The Unicorn Hunt - Dorothy Dunnett [211]
The chamois was an antelope. Nicholas had seen its skull displayed often enough, Roman and fragile, with its twin backswept horns and the cavities of its black, mourning eyes. The chamois was an exclamation, a lilt, an animal with the elevation of a bird, light as smoke, whose hooves hardly printed the snow as it traversed the peaks and soared between gullies and ledges. To kill a chamois, a man required agility, and endurance, and strength. It was the ultimate test exacted by princes, and often the ultimate doom.
Sigismond of the Tyrol led the way, and kept Nicholas de Fleury at his side. At the proper time, the snowshoes were untied, and soon after the thick leather boots were fitted with crampons and the axes were out, clawing their vertical path. Father Moriz, his lips moving, exercised his spear-hilt and settled his toes into their succession of crevices, with words of advice to one side for John, and to the other for Nicholas, when he thought the latter could hear him. Then the group of men which contained de Fleury moved upwards and out of his reach.
The numbers had gone. In the intoxication of the air, the searing light from the snow, the magnificence of the panorama forming below, Nicholas climbed without weight, without cares. If Sigismond wished, Sigismond could kill him: he was close; he had the weapons, the skill. On his other side climbed the Venetian who was at present the Duke’s most favoured servant: Antonio Cavalli, the busy envoy and expert on horses who had visited Dean Castle in Scotland that spring. Around them were other intimates of the Duke: nobles, churchmen, and men of learning who had discovered that to keep his interest they must not only quote Pliny, but hunt.
The climbing strained every sinew. Here the snow was soft; there it was impacted like stone; in another place the rock, stripped by gales, was striated with ice. And climb they must, for the chamois were not here but high in the peaks. After two hours of it, some of the party had flagged and turned back. After another hour, Sigismond, smiling, responded to a signal from above and led the way to a fault, shielded from wind, where his huntsmen had nursed a small fire and were unpacking meats and fat flagons from baskets.
Sigismond said, his gapped teeth harrowing a long, bristling bone, ‘The Duke of Milan hunts with leopards. The lady my Duchess tells me they tried it in Scotland, but the people complained.’
‘I heard it was the leopards which complained,’ Nicholas said. ‘Like elephants, they are not fond of the cold. Should you wish to experiment, I can supply you with muzzles. James of Cyprus has them fashioned in gold, although he fails to use them enough.’ Smiling, he touched his arm, acting a wince.

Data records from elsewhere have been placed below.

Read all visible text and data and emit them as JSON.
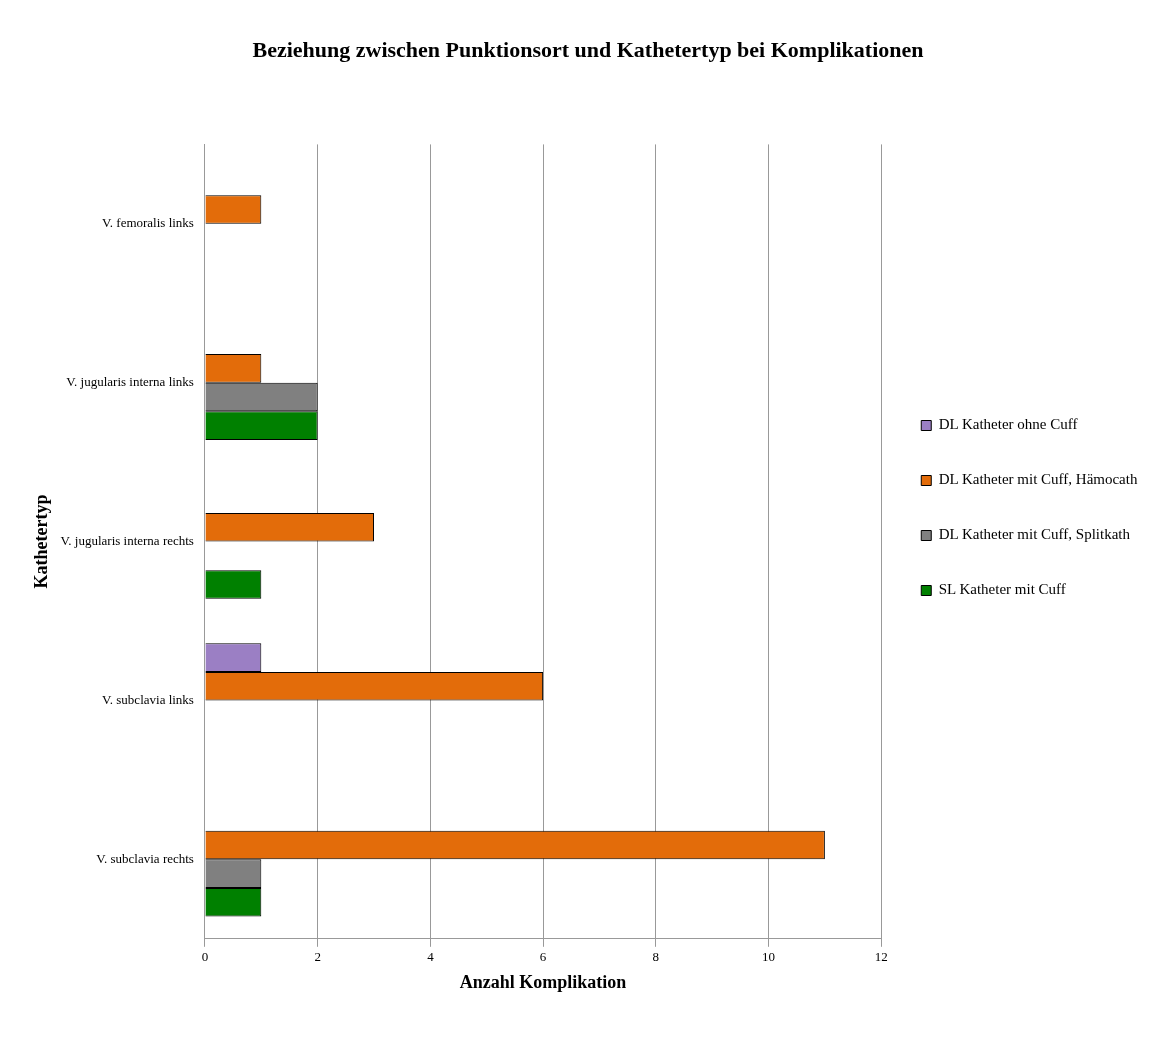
{
  "chart_data": {
    "type": "bar",
    "orientation": "horizontal",
    "title": "Beziehung zwischen Punktionsort und Kathetertyp bei Komplikationen",
    "xlabel": "Anzahl Komplikation",
    "ylabel": "Kathetertyp",
    "categories": [
      "V. femoralis links",
      "V. jugularis interna links",
      "V. jugularis interna rechts",
      "V. subclavia links",
      "V. subclavia rechts"
    ],
    "series": [
      {
        "name": "DL Katheter ohne Cuff",
        "color": "#9b7fc4",
        "values": [
          0,
          0,
          0,
          1,
          0
        ]
      },
      {
        "name": "DL Katheter mit Cuff, Hämocath",
        "color": "#e36c0a",
        "values": [
          1,
          1,
          3,
          6,
          11
        ]
      },
      {
        "name": "DL Katheter mit Cuff, Splitkath",
        "color": "#808080",
        "values": [
          0,
          2,
          0,
          0,
          1
        ]
      },
      {
        "name": "SL Katheter mit Cuff",
        "color": "#008000",
        "values": [
          0,
          2,
          1,
          0,
          1
        ]
      }
    ],
    "xlim": [
      0,
      12
    ],
    "xticks": [
      0,
      2,
      4,
      6,
      8,
      10,
      12
    ],
    "grid": "x",
    "legend": "right"
  }
}
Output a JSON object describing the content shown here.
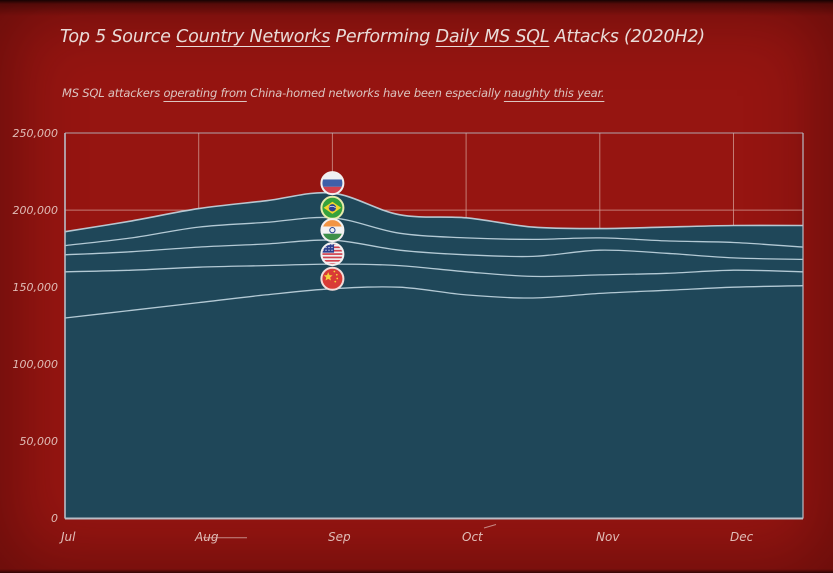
{
  "header": {
    "title_text": "Top 5 Source Country Networks Performing Daily MS SQL Attacks (2020H2)",
    "title_segments": [
      {
        "text": "Top 5 Source ",
        "underline": false
      },
      {
        "text": "Country Networks",
        "underline": true
      },
      {
        "text": " Performing ",
        "underline": false
      },
      {
        "text": "Daily MS SQL",
        "underline": true
      },
      {
        "text": " Attacks (2020H2)",
        "underline": false
      }
    ],
    "subtitle_text": "MS SQL attackers operating from China-homed networks have been especially naughty this year.",
    "subtitle_segments": [
      {
        "text": "MS SQL attackers ",
        "underline": false
      },
      {
        "text": "operating from",
        "underline": true
      },
      {
        "text": " China-homed networks have been especially ",
        "underline": false
      },
      {
        "text": "naughty this year.",
        "underline": true
      }
    ]
  },
  "colors": {
    "background": "#961511",
    "area_fill": "#1f4759",
    "boundary_line": "#c3d7e1",
    "grid_line": "#d49d96",
    "axis_line": "#b9bdc6",
    "tick_label": "#e0bdb7",
    "title_text": "#e9dbd8"
  },
  "chart_data": {
    "type": "area",
    "stacked": true,
    "title": "Top 5 Source Country Networks Performing Daily MS SQL Attacks (2020H2)",
    "subtitle": "MS SQL attackers operating from China-homed networks have been especially naughty this year.",
    "xlabel": "",
    "ylabel": "",
    "grid": true,
    "legend": "flag markers on each band at Sep",
    "x_categories": [
      "Jul",
      "Aug",
      "Sep",
      "Oct",
      "Nov",
      "Dec"
    ],
    "y_tick_labels": [
      "250,000",
      "200,000",
      "150,000",
      "100,000",
      "50,000",
      "0"
    ],
    "y_tick_values": [
      250000,
      200000,
      150000,
      100000,
      50000,
      0
    ],
    "ylim": [
      0,
      250000
    ],
    "flag_marker_month": "Sep",
    "series": [
      {
        "name": "Russia",
        "flag": "russia",
        "ring_color": "#f3f0f0",
        "values": [
          9000,
          12000,
          16000,
          13000,
          6000,
          11000
        ]
      },
      {
        "name": "Brazil",
        "flag": "brazil",
        "ring_color": "#e7ebaa",
        "values": [
          6000,
          13000,
          14500,
          11000,
          8000,
          10000
        ]
      },
      {
        "name": "India",
        "flag": "india",
        "ring_color": "#f3f0f0",
        "values": [
          11000,
          13000,
          15500,
          11000,
          16000,
          8000
        ]
      },
      {
        "name": "United States",
        "flag": "usa",
        "ring_color": "#f3f0f0",
        "values": [
          30000,
          23000,
          16000,
          15000,
          12000,
          11000
        ]
      },
      {
        "name": "China",
        "flag": "china",
        "ring_color": "#f2dcd9",
        "values": [
          130000,
          140000,
          149000,
          145000,
          146000,
          150000
        ]
      }
    ],
    "cumulative_samples": {
      "note": "stacked cumulative boundaries read off the plot, x in months from Jul 1",
      "x_months": [
        0,
        0.5,
        1,
        1.5,
        2,
        2.5,
        3,
        3.5,
        4,
        4.5,
        5,
        5.52
      ],
      "boundaries": [
        {
          "name": "China",
          "values": [
            130000,
            135000,
            140000,
            145000,
            149000,
            150000,
            145000,
            143000,
            146000,
            148000,
            150000,
            151000
          ]
        },
        {
          "name": "China+USA",
          "values": [
            160000,
            161000,
            163000,
            164000,
            165000,
            164000,
            160000,
            157000,
            158000,
            159000,
            161000,
            160000
          ]
        },
        {
          "name": "China+USA+India",
          "values": [
            171000,
            173000,
            176000,
            178000,
            180500,
            174000,
            171000,
            170000,
            174000,
            172000,
            169000,
            168000
          ]
        },
        {
          "name": "China+USA+India+Brazil",
          "values": [
            177000,
            182000,
            189000,
            192000,
            195000,
            185000,
            182000,
            181000,
            182000,
            180000,
            179000,
            176000
          ]
        },
        {
          "name": "Total",
          "values": [
            186000,
            193000,
            201000,
            206000,
            211000,
            197000,
            195000,
            189000,
            188000,
            189000,
            190000,
            190000
          ]
        }
      ]
    }
  }
}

‘How did you cheat him?’ said Sigismond.
Nicholas set down his ale. ‘One learns from one’s betters,’ he said. ‘My lord, you have a complaint?’
‘I, your host?’ Sigismond said. ‘Princes are resigned to being exploited. You proposed to the lady my wife to excavate, for a certain sum, a field by the Inn which would yield me a fortune in alum.’
‘That is so,’ Nicholas said. The Duke’s household, close about him, chewed without looking up.
Between words, the Duke’s teeth grated spasmodically on the bone. ‘My advisers tell me that such alum cannot be sold. The rights to sell in the Tyrol are already possessed by Bartolomeo Zorzi, appointed by the Holy Father to vend Tolfa alum.’
‘Your grace distresses me,’ Nicholas said.
‘Do I? Then consider the silver mines,’ the Duke said. Combing free the last of the meat, he threw back his arm and sent the whitened bone into the void. His unwiped lips glistened. A servant knelt hastily with a cup, but did not trouble to hold the lid under his chin.
‘The silver mines?’ Nicholas repeated.